National Email
Developing national email providers has also been a component of government efforts to control and access online content and activities. In 2012, Reza Taghipour, Minister of Telecommunication in the Ahmadinejad administration, wrote letters to his deputy and the Central Bank of Iran insisting on the use of domestic email services. He noted that Article 46 regarding informational security objectives in the law concerning the five-year development plan called for banks and communication operators to stop using email services such as Yahoo, Gmail, and Outlook and to instead use nationally-hosted email programs listed by Iran’s Internet National Development Management Center.
This Center issued a list of agencies that offered (national) email services, and all government offices were required to use such email services, for example those ending with “iran.ir,” “post.ir,” and “.chmail.” Moreover, in order to register for the email services, users were required to give their National ID number (similar to, for example, a social security number in the United States), their address, and their phone number.
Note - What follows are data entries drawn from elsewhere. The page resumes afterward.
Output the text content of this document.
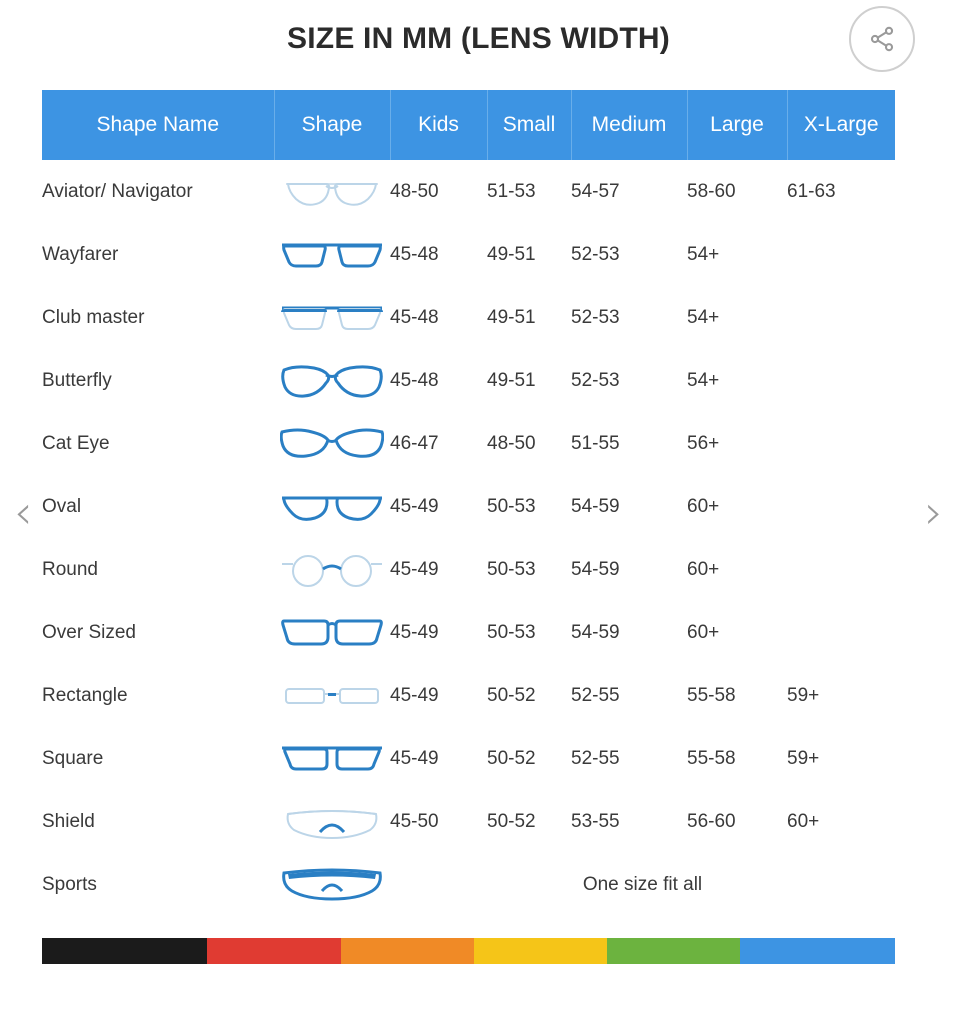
SIZE IN MM (LENS WIDTH)
‹	›
Shape Name	Shape	Kids	Small	Medium	Large	X-Large
Aviator/ Navigator		48-50	51-53	54-57	58-60	61-63
Wayfarer		45-48	49-51	52-53	54+	
Club master		45-48	49-51	52-53	54+	
Butterfly		45-48	49-51	52-53	54+	
Cat Eye		46-47	48-50	51-55	56+	
Oval		45-49	50-53	54-59	60+	
Round		45-49	50-53	54-59	60+	
Over Sized		45-49	50-53	54-59	60+	
Rectangle		45-49	50-52	52-55	55-58	59+
Square		45-49	50-52	52-55	55-58	59+
Shield		45-50	50-52	53-55	56-60	60+
Sports		One size fit all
The implications of this were not lost on the citizenry of Iran, and largely explain the failure of this initiative, which, unlike the national SSL certificates, was relatively easy to discern. Government control over all aspects of the national email service, including, critically, storage of all account information on government servers inside the country (which the government has full access to), means that the government has full access to the account—the authorities can read the body of the email, access any attachments, and see any contacts. In addition, these national email services are not securely encrypted. While some of them do not use valid international SSL security certificates, others do not use any SSL certificate at all. As a result these accounts are completely open—not only to the government but to hackers as well. Moreover, the requirement that users of these national email services provide their national ID number (as well as address and phone number) means that all anonymity is gone. Once a user provides this information, they have effectively identified themselves to the government. For those engaged in political or social activism, state access to their email content would have catastrophic consequences given the government’s record of imprisoning those who engage in online activism.
To date, the government has been notably unsuccessful in this aspect of the National Network. For example, when the government required banks to open accounts only for individuals who listed a national email account, the banks found that individuals simply refused to open accounts at those institutions. The banks subsequently dropped the requirement of a national email account.